El martirio se prolongó hasta el templo. Las manos rojas, de enloquecido, hicieron redoblar la campana cual anuncio sagrado de su voluntad. El silencio helado fue trasgredido. El cielo sombrío, recubierto de nubes, comenzó a rugir. Con el coraje inquebrantable, Yamada Hajime se dirigió al prado de higanbana que lo recibió descomunal, húmedo y agonizante bajo las primeras gotas de lluvia en la neblina. Tan frío y cercano, el río asustaba. Sin embargo, cual si se adentrase al santuario de una diosa, Hajime pisó con irreverencia sus suelos y exclamó iracundo por si acaso escuchaba sus reclamos:
—¡¿Qué es lo que quieres?! —imploró mirando cómo las flores se estremecían con el viento, murmurando entre sí—. ¿Qué anhelas de nosotros que tanto nos persigues? —Girando en el prado, rodeado de arañas marchitas que a sus ojos se tornaban del color de la sangre, daba su discurso de loco—. ¡He procurado complacerte! ¡He rendido tributo a tu maldito nombre ensuciando mis manos con este castigo que es la depravación! —gritó. Y las flores rieron, murmuraron entre sí, más rojas y brillantes que nunca—. ¡¿Qué más quieres?! ¡Escuché tus señales a través de labios lascivos! ¡Escuché el relato de una serpiente que me iluminó en la ceremonia de tus sacrificios! ¡Busqué con ellos un perdón que le correspondía implorar a un predecesor mío, mas no a mí! ¡¿Por qué nos lastimas entonces?!

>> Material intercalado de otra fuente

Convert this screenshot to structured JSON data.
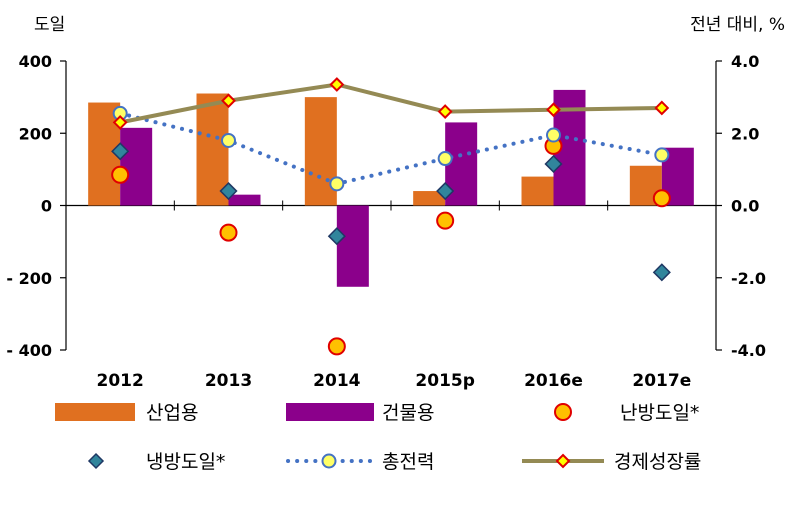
{
  "chart_data": {
    "type": "bar",
    "categories": [
      "2012",
      "2013",
      "2014",
      "2015p",
      "2016e",
      "2017e"
    ],
    "left_axis": {
      "unit_label": "도일",
      "range": [
        -400,
        400
      ],
      "ticks": [
        "400",
        "200",
        "0",
        "- 200",
        "- 400"
      ]
    },
    "right_axis": {
      "unit_label": "전년 대비, %",
      "range": [
        -4.0,
        4.0
      ],
      "ticks": [
        "4.0",
        "2.0",
        "0.0",
        "-2.0",
        "-4.0"
      ]
    },
    "series": [
      {
        "name": "산업용",
        "kind": "bar",
        "axis": "right",
        "color": "#E07020",
        "values": [
          2.85,
          3.1,
          3.0,
          0.4,
          0.8,
          1.1
        ]
      },
      {
        "name": "건물용",
        "kind": "bar",
        "axis": "right",
        "color": "#8B008B",
        "values": [
          2.15,
          0.3,
          -2.25,
          2.3,
          3.2,
          1.6
        ]
      },
      {
        "name": "난방도일*",
        "kind": "marker",
        "axis": "left",
        "marker": "circle",
        "color": "#FFC000",
        "stroke": "#E00000",
        "values": [
          85,
          -75,
          -390,
          -42,
          165,
          20
        ]
      },
      {
        "name": "냉방도일*",
        "kind": "marker",
        "axis": "left",
        "marker": "diamond",
        "color": "#31859C",
        "stroke": "#1F3864",
        "values": [
          150,
          40,
          -85,
          40,
          115,
          -185
        ]
      },
      {
        "name": "총전력",
        "kind": "dotted-line",
        "axis": "right",
        "marker": "circle",
        "color": "#4472C4",
        "marker_fill": "#FFFF66",
        "values": [
          2.55,
          1.8,
          0.6,
          1.3,
          1.95,
          1.4
        ]
      },
      {
        "name": "경제성장률",
        "kind": "line",
        "axis": "right",
        "marker": "diamond",
        "color": "#948A54",
        "marker_fill": "#FFFF00",
        "marker_stroke": "#E00000",
        "values": [
          2.3,
          2.9,
          3.35,
          2.6,
          2.65,
          2.7
        ]
      }
    ],
    "grid": false,
    "legend_position": "bottom"
  }
}
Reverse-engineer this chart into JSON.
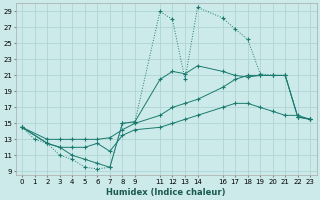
{
  "bg_color": "#cceaea",
  "grid_color": "#b0d4d4",
  "line_color": "#1a7a6e",
  "xlabel": "Humidex (Indice chaleur)",
  "xlim": [
    -0.5,
    23.5
  ],
  "ylim": [
    8.5,
    30
  ],
  "yticks": [
    9,
    11,
    13,
    15,
    17,
    19,
    21,
    23,
    25,
    27,
    29
  ],
  "xticks": [
    0,
    1,
    2,
    3,
    4,
    5,
    6,
    7,
    8,
    9,
    11,
    12,
    13,
    14,
    16,
    17,
    18,
    19,
    20,
    21,
    22,
    23
  ],
  "line1_x": [
    0,
    1,
    2,
    3,
    4,
    5,
    6,
    7,
    8,
    9,
    11,
    12,
    13,
    14,
    16,
    17,
    18,
    19,
    20,
    21,
    22,
    23
  ],
  "line1_y": [
    14.5,
    13.0,
    12.5,
    11.0,
    10.5,
    9.5,
    9.3,
    9.5,
    15.0,
    15.2,
    29.0,
    28.0,
    20.5,
    29.5,
    28.2,
    26.8,
    25.5,
    21.2,
    21.0,
    21.0,
    15.8,
    15.5
  ],
  "line2_x": [
    0,
    2,
    3,
    4,
    5,
    6,
    7,
    8,
    9,
    11,
    12,
    13,
    14,
    16,
    17,
    18,
    19,
    20,
    21,
    22,
    23
  ],
  "line2_y": [
    14.5,
    12.5,
    12.0,
    11.0,
    10.5,
    10.0,
    9.5,
    15.0,
    15.2,
    20.5,
    21.5,
    21.2,
    22.2,
    21.5,
    21.0,
    20.8,
    21.0,
    21.0,
    21.0,
    15.8,
    15.5
  ],
  "line3_x": [
    0,
    2,
    3,
    4,
    5,
    6,
    7,
    8,
    9,
    11,
    12,
    13,
    14,
    16,
    17,
    18,
    19,
    20,
    21,
    22,
    23
  ],
  "line3_y": [
    14.5,
    13.0,
    13.0,
    13.0,
    13.0,
    13.0,
    13.2,
    14.2,
    15.0,
    16.0,
    17.0,
    17.5,
    18.0,
    19.5,
    20.5,
    21.0,
    21.0,
    21.0,
    21.0,
    15.8,
    15.5
  ],
  "line4_x": [
    0,
    2,
    3,
    4,
    5,
    6,
    7,
    8,
    9,
    11,
    12,
    13,
    14,
    16,
    17,
    18,
    19,
    20,
    21,
    22,
    23
  ],
  "line4_y": [
    14.5,
    12.5,
    12.0,
    12.0,
    12.0,
    12.5,
    11.5,
    13.5,
    14.2,
    14.5,
    15.0,
    15.5,
    16.0,
    17.0,
    17.5,
    17.5,
    17.0,
    16.5,
    16.0,
    16.0,
    15.5
  ]
}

Cuando guardó silencio, en un parpadear se vio en el mismo infierno. Un cielo oscuro, descomunal, fantasmagórico; las flores eternas, un sentimiento ominoso. Como obligado por espejos y susurros, miró el cadáver de su padre. Un rastro de sangre en la comisura de sus labios. Y ante la visión gritó desesperado, furibundo, como su garganta dócil nunca había aullado. Con la misma belleza de una violenta danza teatral, y la autenticidad grotesca del delirio, Hajime comenzó a arrancar las flores que se alzaban a sus pies. Dos, tres arañas de filosos dientes cercenaba con la fuerza de sus manos. Pétalo a pétalo, tallo a tallo, la higanbana fue mutilada entre quimeras incomprensibles. El llanto de un niño, diez pistilos; una criatura, un amable monstruo en el vientre, cinco flores rotas bajo los pies; hondo desamor femenino, el crujido de las flores al caer; sonrisas de amantes, las uñas clavadas en la tierra, las rodillas hundidas en el lodo.

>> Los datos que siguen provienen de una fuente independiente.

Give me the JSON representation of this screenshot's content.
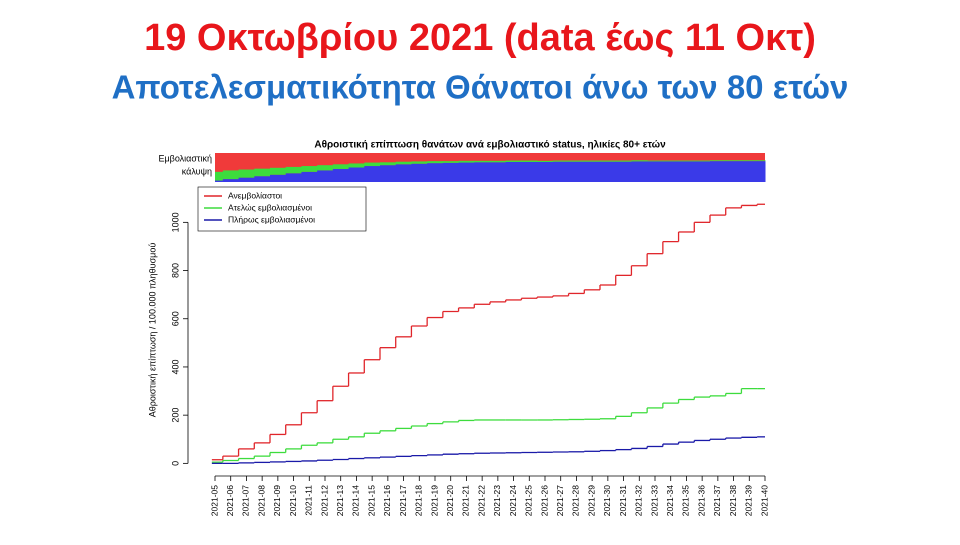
{
  "slide": {
    "title": "19 Οκτωβρίου 2021 (data έως 11 Οκτ)",
    "subtitle": "Αποτελεσματικότητα Θάνατοι άνω των 80 ετών"
  },
  "chart_data": {
    "type": "line",
    "step": true,
    "title": "Αθροιστική επίπτωση θανάτων ανά εμβολιαστικό status, ηλικίες 80+ ετών",
    "y_label": "Αθροιστική επίπτωση / 100.000 πληθυσμού",
    "categories": [
      "2021-05",
      "2021-06",
      "2021-07",
      "2021-08",
      "2021-09",
      "2021-10",
      "2021-11",
      "2021-12",
      "2021-13",
      "2021-14",
      "2021-15",
      "2021-16",
      "2021-17",
      "2021-18",
      "2021-19",
      "2021-20",
      "2021-21",
      "2021-22",
      "2021-23",
      "2021-24",
      "2021-25",
      "2021-26",
      "2021-27",
      "2021-28",
      "2021-29",
      "2021-30",
      "2021-31",
      "2021-32",
      "2021-33",
      "2021-34",
      "2021-35",
      "2021-36",
      "2021-37",
      "2021-38",
      "2021-39",
      "2021-40"
    ],
    "series": [
      {
        "name": "Ανεμβολίαστοι",
        "color": "#e0252a",
        "values": [
          15,
          30,
          60,
          85,
          120,
          160,
          210,
          260,
          320,
          375,
          430,
          480,
          525,
          570,
          605,
          630,
          645,
          660,
          670,
          678,
          685,
          690,
          695,
          705,
          720,
          740,
          780,
          820,
          870,
          920,
          960,
          1000,
          1030,
          1060,
          1070,
          1075
        ]
      },
      {
        "name": "Ατελώς εμβολιασμένοι",
        "color": "#3ddc3d",
        "values": [
          5,
          12,
          20,
          30,
          45,
          60,
          75,
          85,
          100,
          110,
          125,
          135,
          145,
          155,
          165,
          172,
          178,
          180,
          180,
          180,
          180,
          180,
          181,
          182,
          183,
          185,
          195,
          210,
          230,
          250,
          265,
          275,
          280,
          290,
          310,
          310
        ]
      },
      {
        "name": "Πλήρως εμβολιασμένοι",
        "color": "#1a1aa8",
        "values": [
          0,
          0,
          2,
          4,
          6,
          8,
          10,
          13,
          16,
          20,
          23,
          26,
          29,
          32,
          35,
          38,
          40,
          42,
          43,
          44,
          45,
          46,
          47,
          48,
          50,
          53,
          57,
          62,
          70,
          80,
          88,
          95,
          100,
          105,
          108,
          110
        ]
      }
    ],
    "ylim": [
      -40,
      1130
    ],
    "yticks": [
      0,
      200,
      400,
      600,
      800,
      1000
    ],
    "coverage_label": [
      "Εμβολιαστική",
      "κάλυψη"
    ],
    "coverage_colors": {
      "unvaccinated": "#f03a3a",
      "partial": "#3ddc3d",
      "full": "#3a3ae8"
    },
    "coverage_full": [
      5,
      10,
      15,
      20,
      25,
      30,
      35,
      40,
      45,
      50,
      55,
      58,
      61,
      63,
      65,
      66,
      67,
      68,
      68,
      69,
      69,
      69,
      70,
      70,
      70,
      70,
      70,
      71,
      71,
      71,
      71,
      71,
      72,
      72,
      72,
      72
    ],
    "coverage_partial": [
      30,
      30,
      28,
      26,
      24,
      22,
      20,
      18,
      16,
      14,
      12,
      10,
      9,
      8,
      7,
      6,
      6,
      5,
      5,
      5,
      5,
      4,
      4,
      4,
      4,
      4,
      4,
      4,
      3,
      3,
      3,
      3,
      3,
      3,
      3,
      3
    ]
  }
}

Fue tarde cuando el jovencito sufrió verdaderamente los embates de yacer empapado bajo la lluvia. La tormenta desplegaba sus alas sobre su cabeza, mientras él parecía ser perforado de la misma manera en que Shun, una y otra vez. Miró a su alrededor. Parte del prado había sido masacrado. Y sin embargo, el daño continuaba allí. Hincado cual animal, mojado, terroso, ensangrentado, Hajime se desplomó. Su respiración era inconstante, dolorosa. Sentía ahogarse con su llanto, con sus hipidos desconsolados que eran silenciados por el agua. El traje pesado de invierno se pegaba a su cuerpo débil. Desvió la mirada. Creyó ver un par de pies pálidos, sentir un beso en su frente, y oír una risa. Él la devolvió.
—Al fin vienes a verme. Eres una puta —murmuró—. No eres más que una puta. —Y se rio—. Pero ya verás, no me rendiré. Haré incendiar tu santuario en primavera. Sobreviviré como el parásito que eres tú, con la misma sangrienta necedad.
Durante aquel crepúsculo, Yamada Hajime enfrentó el infierno en retoño por vez primera, sin retorno. Y lloró hundido entre las alimañas.